New York, April 26 (Inditop) As President Barack Obama completes 100 days in office next week, the White House has received a book full of letters and drawings from children who have offered praise (“You should be on all dimes in the world”), advice (“Talk carefully”) and suggestions (“Help us be nice”).
As many as 179 students, aged four to 18 years, took up their pencils and sketch pens, and author-journalists Bruce Kluger and David Tabatsky put it together in the form of a book, “Dear President Obama: Letters of Hope from Children Across America” (Beckham Publications).
The children represent a wide spectrum of socio-economic backgrounds – from a seventh grader in a Manhattan private school to a classroom of children in one of the poorest communities in Lincoln, Nebraska – and include at least one Indian American, Aneesh Dalal.
“Back in November, we began collecting letters to Obama from kids across the nation to compile as a book,” the duo wrote in the Los Angeles Times.

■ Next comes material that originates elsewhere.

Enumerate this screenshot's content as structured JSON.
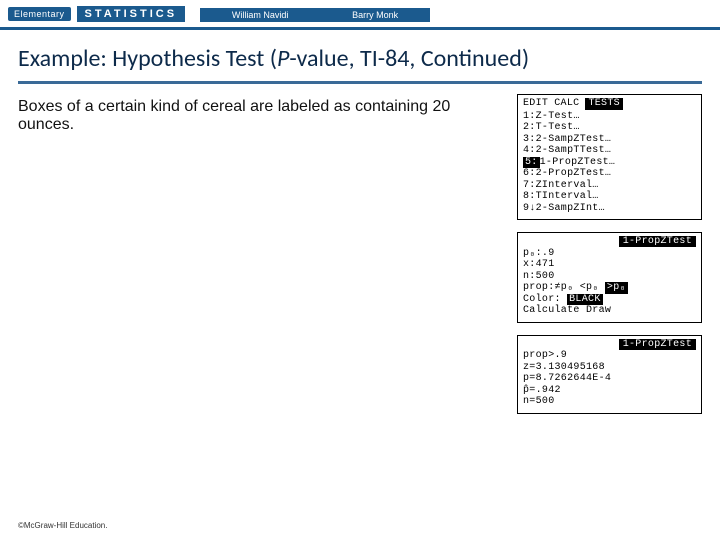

“We e-mailed a handful of friends in search of letters from their children. Those friends forwarded the e-mail to their friends, and within four weeks, we were sitting on more than 1,000 letters and drawings from children, ages 4 to 18, from 29 states and every region of the country. Talk about your embarrassment of riches.”
Last week, the letters, in book form, finally made it to the White House, they wrote.
“Will the clarity of kidspeak cut through the perpetual din of presidential advice? We hope so. As five-year-old Rukiya Holland-Thomas from Montclair, N.J., demonstrates in her letter, great leadership could be so beautifully simple.”
“Dear President Obama,” Rukiya writes. “Help us be nice. Get everyone in the circle, and then you can tell them to listen to you.”
“I want my children’s children to see polar bears!” writes 10-year-old New Yorker Paola Wernick about the environment.
“Please do not forget Darfur,” pleads Tasha Slavin, 11, from Missouri.
“Talk carefully on the radio,” warns San Franciscan Ashley Wu, 7, “and don’t talk too fast because you’re going to mess up if you do”.
Casey Mack, 14, of Connecticut: “I was happy to see that someone who looks like me can be president of the United States of America. The kids at school have been saying some mean things about people who look like us. But now I believe we can change their negative points of view.”
“As the nation faces the daunting challenges that lie ahead, ‘Dear President Obama: Letters of Hope From Children Across America’ is an uplifting reminder of the unwavering optimism of our national spirit, and a testament to the great promise to be found in our future generations,” a release from the authors said.
The new book is reminiscent of “Thanks and Have Fun Running the Country: Kids’ Letters to President Obama” (McSweeney’s and 826 National), which came out days before Obama took oath Jan 19.